少年シニア 55歳から味わう国語

50半ばから人生を味わうために国語力アップを目指す記録・顛末

名作鑑賞 「人生をいかに生きるか」 林語堂

 

人生をいかに生きるか 上 (講談社学術文庫 446)

 

 

  

【使用教材】人生をいかに生きるか 著者 林語堂 訳者 阪本勝 

    1979年11月刊講談社

 

  本書が最初に日本で発刊されたときは「生活の発見」というタイトルだったそうです。個人的にはそちらの方が好きですね。林語堂(リン・ユータン)は、1895年中国生まれの自由主義者であり、軽妙な語りで人生の意義をとくエッセイストです。本書を読んだ印象では「人生をいかに生きるか」と正面きって語ることは恐らくしない人だったように思います。書き出しの部分でも、本書は思想と人生に関する著者自身の体験を披露した主観的な証言であり、また永久的な真理を樹立しようとするものでもない。そして客観的真理よりも、ものの見方考え方が大切なものだと考えると記しています。

             👦  👦  👦  👦  👦

 著者は、人類の進歩の機構と、その歴史的編纂をあらわす公式を次のように示しましたが、これがなかなか的を得ていて面白かったですね。

現実ー夢=動物

現実+夢=心痛(世に理想主義というもの)

現実+ユーモア=現実主義(保守主義というもの)

夢ーユーモア=狂信

夢+ユーモア=幻想

現実+夢+ユーモア=叡智

それゆえ、叡智という最高のものの考え方は、夢や理想を現実に根ざす優れたユーモアの感覚をもって和らげる点にあると著者は強調します。
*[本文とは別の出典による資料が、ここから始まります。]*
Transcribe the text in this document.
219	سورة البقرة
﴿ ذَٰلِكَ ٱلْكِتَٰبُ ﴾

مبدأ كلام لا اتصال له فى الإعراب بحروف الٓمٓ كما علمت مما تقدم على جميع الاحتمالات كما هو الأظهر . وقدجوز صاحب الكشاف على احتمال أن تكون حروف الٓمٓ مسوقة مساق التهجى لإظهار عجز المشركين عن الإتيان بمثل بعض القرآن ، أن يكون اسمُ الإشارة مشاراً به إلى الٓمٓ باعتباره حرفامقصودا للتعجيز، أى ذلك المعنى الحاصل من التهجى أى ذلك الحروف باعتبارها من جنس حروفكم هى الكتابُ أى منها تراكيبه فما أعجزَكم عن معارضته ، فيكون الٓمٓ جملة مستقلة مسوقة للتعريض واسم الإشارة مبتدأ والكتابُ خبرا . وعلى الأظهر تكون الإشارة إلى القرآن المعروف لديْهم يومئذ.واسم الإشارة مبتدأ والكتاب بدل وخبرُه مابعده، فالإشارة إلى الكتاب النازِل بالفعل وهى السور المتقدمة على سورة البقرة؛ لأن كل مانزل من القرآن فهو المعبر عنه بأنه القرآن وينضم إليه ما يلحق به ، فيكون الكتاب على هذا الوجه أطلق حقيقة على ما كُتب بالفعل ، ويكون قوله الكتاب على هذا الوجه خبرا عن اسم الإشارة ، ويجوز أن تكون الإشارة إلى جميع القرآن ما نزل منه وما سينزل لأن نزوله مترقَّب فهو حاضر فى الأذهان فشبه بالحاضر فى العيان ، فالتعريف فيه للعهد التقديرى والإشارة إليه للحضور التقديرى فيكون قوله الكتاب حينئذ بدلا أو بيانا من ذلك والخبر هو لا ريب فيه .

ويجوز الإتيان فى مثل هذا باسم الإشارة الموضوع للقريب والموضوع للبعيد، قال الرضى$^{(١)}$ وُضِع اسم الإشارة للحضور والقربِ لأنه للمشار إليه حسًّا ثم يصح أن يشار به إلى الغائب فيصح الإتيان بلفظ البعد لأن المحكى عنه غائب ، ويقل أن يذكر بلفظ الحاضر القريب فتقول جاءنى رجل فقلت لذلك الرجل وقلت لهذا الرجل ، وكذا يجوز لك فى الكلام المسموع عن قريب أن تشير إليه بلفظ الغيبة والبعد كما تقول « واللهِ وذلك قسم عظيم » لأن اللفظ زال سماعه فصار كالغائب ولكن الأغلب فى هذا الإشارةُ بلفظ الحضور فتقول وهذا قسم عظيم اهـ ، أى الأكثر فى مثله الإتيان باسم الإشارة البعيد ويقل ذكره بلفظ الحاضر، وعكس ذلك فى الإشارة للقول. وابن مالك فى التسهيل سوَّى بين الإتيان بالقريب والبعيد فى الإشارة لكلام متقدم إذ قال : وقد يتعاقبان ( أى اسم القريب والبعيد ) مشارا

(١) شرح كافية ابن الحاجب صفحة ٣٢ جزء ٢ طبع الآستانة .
また著者は、世界は厳粛なものだといいつつも、哲学の唯一の機能は世間一般の実業家が考えているよりも、もっと気軽に陽気に人生を解することにあるとし、「50歳にもなって、隠退すればできるのに、それもしない実業家は私の眼には哲学者と見えない」と批判、人間がこの気軽な陽気な精神に染まったときこそ、世界は平和で穏当な生活の営める場所となると言い切ります。

                                                     👦  👦  👦  👦  👦

 林語堂は人生は一篇の詩に近いものだとし、この人生のリズムの麗しさを知らないといけないと考えていました。そしてその一方で、類人猿の子孫であることを想起して人間の罪障と限界を知ることも必要であるとも言います。この双方の視点が林語堂の真骨頂ともいえるもので、同じように自然や芸術がもたらす深い精神性を説く一方で、胃袋を満たす歓びこそが最大の快であると言い放ちます。そもそも林語堂にとって、楽しみを物質的なものと精神的なものに区別すること自体、意味がないという立場をとるのです。

                                                       👦  👦  👦  👦  👦

こういう変幻自在な思考の持ち主であったため、機械的に個人を社会の枠にはめこもうとする中国共産党と折り合えるはずもなく、一時は北京大学の教授でしたが、その後は米国に渡り世界的知性人として活躍しました。本書の下巻では、人生の楽しみを「家庭の楽しみ」「生活の楽しみ」「自然の楽しみ」「教養の楽しみ」の四つに分け、各々の領域の具体的なを楽しみ方を披露していきます。

             👨  👦  👦  👦  👦

 こうした悠遊哲学を説く人はめっきり少なくなりました。心の負担を軽くする為のマインドコントロール法や、無欲をベースとする老荘的な考え方を説く本はあっても、林語堂のようにユーモアと格調さを兼ね備えた文章で、読者に人生を楽しむヒントを与えてくれる本は稀有です。だからこそ、忘れられつつある林語堂をもう一度再評価する時期にきているのではないかと思います。